SAAR’s offices in Northern Virginia were raided in 2002, kicking off the government’s most wide-ranging probe to date into suspected terrorist financing. This week, Abdurahman Alamoudi, a prominent Muslim activist affiliated with the SAAR network, was charged with illegally doing business with Libya.
The SAAR network was founded by a core group of wealthy Egyptians and Pakistanis who had a background in the Muslim Brotherhood and the Jamaat-e-Islami. People with a similar background also founded the World Muslim League, with the help of Saudi money.
The most intriguing aspect of Hussayen’s journey may be entirely coincidental: his brief proximity in a hotel near Dulles International Airport to three of the Sept. 11, 2001, hijackers the night before they crashed Flight 77 into the Pentagon. On the night of Sept. 10, Hani Hanjour, Khalid Almihdhar and Nawaf Alhazmi checked into the same hotel, a Marriott Residence Inn. After the attack, an FBI agent interviewed hotel guests, including Hussayen and his wife, but did not get very far.

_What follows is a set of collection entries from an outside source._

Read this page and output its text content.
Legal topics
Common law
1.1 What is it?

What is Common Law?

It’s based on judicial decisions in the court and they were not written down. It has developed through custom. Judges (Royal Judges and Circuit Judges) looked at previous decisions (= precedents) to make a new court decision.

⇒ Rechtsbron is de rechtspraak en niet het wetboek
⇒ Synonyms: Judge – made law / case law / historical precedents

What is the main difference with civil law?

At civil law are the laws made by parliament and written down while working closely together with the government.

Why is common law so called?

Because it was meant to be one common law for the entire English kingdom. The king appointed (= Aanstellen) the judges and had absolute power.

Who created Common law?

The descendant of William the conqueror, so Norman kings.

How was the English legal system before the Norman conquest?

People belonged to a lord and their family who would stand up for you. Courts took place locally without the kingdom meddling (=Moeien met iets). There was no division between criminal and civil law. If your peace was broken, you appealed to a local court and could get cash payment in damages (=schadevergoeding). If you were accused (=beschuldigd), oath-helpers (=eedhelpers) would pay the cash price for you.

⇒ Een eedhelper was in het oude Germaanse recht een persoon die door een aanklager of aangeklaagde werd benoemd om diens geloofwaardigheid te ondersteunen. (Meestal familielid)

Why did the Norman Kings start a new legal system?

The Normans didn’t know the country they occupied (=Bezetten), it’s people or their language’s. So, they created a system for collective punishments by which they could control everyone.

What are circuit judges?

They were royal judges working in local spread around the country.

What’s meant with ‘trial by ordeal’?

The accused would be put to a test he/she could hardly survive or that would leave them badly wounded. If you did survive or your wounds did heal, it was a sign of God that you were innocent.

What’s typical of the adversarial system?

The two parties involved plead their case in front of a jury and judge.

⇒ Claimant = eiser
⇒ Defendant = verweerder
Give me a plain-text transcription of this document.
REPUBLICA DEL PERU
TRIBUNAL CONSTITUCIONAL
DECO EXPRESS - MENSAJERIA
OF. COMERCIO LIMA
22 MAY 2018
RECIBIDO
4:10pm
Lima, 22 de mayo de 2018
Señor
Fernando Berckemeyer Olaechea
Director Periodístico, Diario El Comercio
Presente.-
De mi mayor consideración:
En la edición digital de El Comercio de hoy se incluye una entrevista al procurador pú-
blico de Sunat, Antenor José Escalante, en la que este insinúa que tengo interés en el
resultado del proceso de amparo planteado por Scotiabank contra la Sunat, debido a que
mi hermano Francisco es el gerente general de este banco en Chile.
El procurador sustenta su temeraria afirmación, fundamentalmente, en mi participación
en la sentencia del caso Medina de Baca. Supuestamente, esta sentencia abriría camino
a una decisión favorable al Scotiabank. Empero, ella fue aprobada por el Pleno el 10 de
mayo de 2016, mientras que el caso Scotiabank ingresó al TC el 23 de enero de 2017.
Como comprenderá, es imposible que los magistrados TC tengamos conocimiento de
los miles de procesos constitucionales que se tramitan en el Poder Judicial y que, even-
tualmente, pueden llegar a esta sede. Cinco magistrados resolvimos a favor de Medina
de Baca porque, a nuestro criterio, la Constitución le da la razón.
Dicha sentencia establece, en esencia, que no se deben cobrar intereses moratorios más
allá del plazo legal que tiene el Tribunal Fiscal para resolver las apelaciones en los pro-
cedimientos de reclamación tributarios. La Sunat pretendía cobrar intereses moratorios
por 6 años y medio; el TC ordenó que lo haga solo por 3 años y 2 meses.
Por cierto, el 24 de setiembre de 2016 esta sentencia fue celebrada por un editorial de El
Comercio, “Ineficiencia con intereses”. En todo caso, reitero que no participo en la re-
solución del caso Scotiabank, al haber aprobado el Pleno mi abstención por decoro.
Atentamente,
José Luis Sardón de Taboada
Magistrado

According to court testimony from FBI agent Gneckow earlier this year, the interview was cut short when Hussayen "feigned a seizure, prompting the agents to take him to a hospital, where the attending physicians found nothing wrong with him." The agent recommended that Hussayen "should not be allowed to leave until a follow-up interview could occur," Gneckow told the court. But "her recommendation, for whatever reason, was not complied with," he said. On Sept. 19, the day air travel resumed, Hussayen and his wife took off for Saudi Arabia.